Set a list attribute with results from file()

Suppose I have a string delimited, comma separated text file containing lines like these:

"s3:CreateBucket",
"s3:DeleteBucket",
"s3:DeleteBucketWebsite"

I’d like to pass those as input to a module’s attribute which expects a list of strings. In this example, consider the “actions” block in a statement in an aws_iam_policy_document.

If I set that list as a literal string, it works fine:

locals { actions = { s3_write =["s3:CreateBucket", "s3:DeleteBucket",        "s3:DeleteBucketWebsite"]

data "aws_iam_policy_document" "document" {
  statement {
        effect    = "Allow"
        resources = ["*"]
        actions   = local.actions["s3_write"]
      }
  }  

However, if I change the local variable to read from the text file with the file() function, I get a variety of MalformedPolicyExceptions when I apply the plan. I have tried many iterations to parse the file into a list which matches what the actions attribute of statement expects:

s3_write = file("${path.module}/policies/s3_write.txt")
s3_write = tolist("${path.module}/policies/s3_write.txt")
s3_write = split(",", file("${path.module}/policies/s3_write.txt"))

I know this is subtle. Any help would be appreciated. Thanks.

With the input file:

"s3:CreateBucket",
"s3:DeleteBucket",
"s3:DeleteBucketWebsite"
$ terraform console
> flatten(regexall("\"(.*)\"", file("./file")))
[
  "s3:CreateBucket",
  "s3:DeleteBucket",
  "s3:DeleteBucketWebsite",
]
>  

If the format can be changed, the expression can be simplified by leaving out the quotes and commas. file() outputs a string, and doesn’t know about comma delimiting.

s3:CreateBucket
s3:DeleteBucket
s3:DeleteBucketWebsite
$ terraform console
> split("\n", chomp(file("file2")))
[
  "s3:CreateBucket",
  "s3:DeleteBucket",
  "s3:DeleteBucketWebsite",
]
1 Like

Thanks for those suggestions, @jeremykatz!

I just wanted to add the general observation here that whenever you read data from a file or similar location that stores “sequence of bytes” you will always need to do some kind of parsing.

Terraform automatically interprets the sequence of bytes as UTF-8 to convert the sequence of bytes into a Terraform string, which is a sequence of unicode characters.

If you want something other than a string then you’ll need to parse further. Since you’ve described what is essentially a custom file format here you will need to design your own way to parse it, and @jeremykatz has some good suggestions for that and also implied the other thing I wanted to call out specifically: if the input format is under your control then you can potentially tailor it to make the result easier to consume using Terraform’s existing parsing functions.

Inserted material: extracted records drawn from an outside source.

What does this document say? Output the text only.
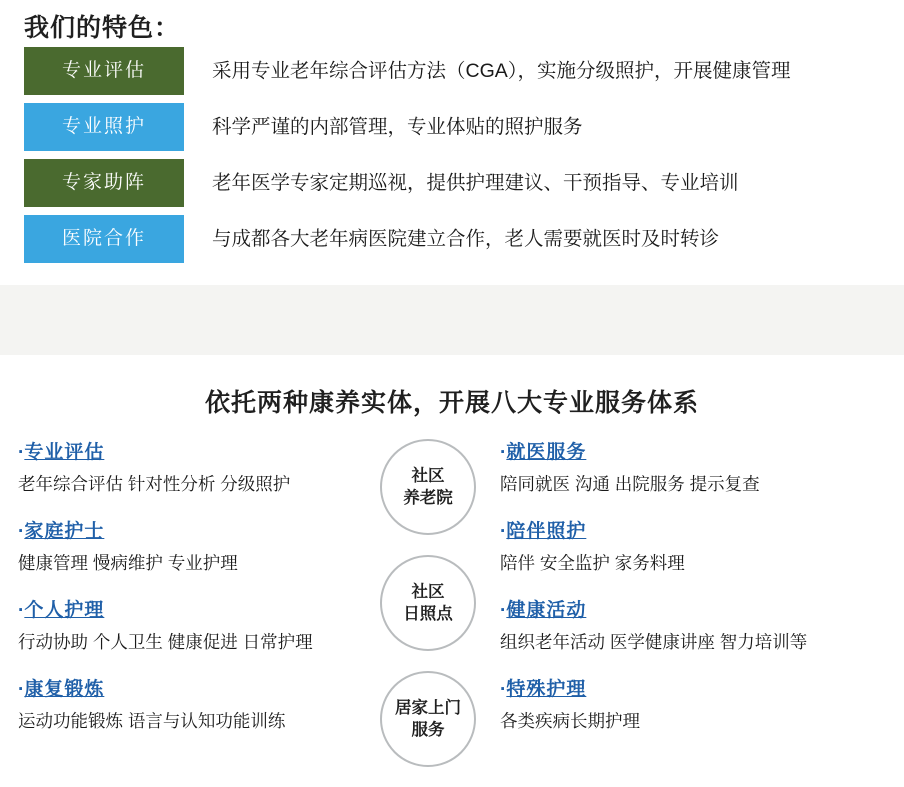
我们的特色：
专业评估	采用专业老年综合评估方法（CGA），实施分级照护，开展健康管理
专业照护	科学严谨的内部管理，专业体贴的照护服务
专家助阵	老年医学专家定期巡视，提供护理建议、干预指导、专业培训
医院合作	与成都各大老年病医院建立合作，老人需要就医时及时转诊
依托两种康养实体，开展八大专业服务体系
·专业评估
老年综合评估 针对性分析 分级照护
·家庭护士
健康管理 慢病维护 专业护理
·个人护理
行动协助 个人卫生 健康促进 日常护理
·康复锻炼
运动功能锻炼 语言与认知功能训练
社区
养老院
社区
日照点
居家上门
服务
·就医服务
陪同就医 沟通 出院服务 提示复查
·陪伴照护
陪伴 安全监护 家务料理
·健康活动
组织老年活动 医学健康讲座 智力培训等
·特殊护理
各类疾病长期护理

For example, if you can arrange for the input to be formatted as a JSON array then you could parse it with jsondecode, or if it can be formatted as CSV then you could parse it with csvdecode.

Terraform has regexall, split etc because sometimes you just need to extract data from an odd, non-standard format and these serve as a pragmatic way to get that done. I’d always recommend using a standard encoding format where possible though, because the resulting Terraform configuration will be a simpler statement of your intent (“intepret this string as JSON!”) and the parsers built in to Terraform are generally able to give better errors if the input isn’t formatted correctly, whereas a custom format interpreted using lower-level functions may respond to invalid input either with a confusing error or with no error at all and just some strange behavior.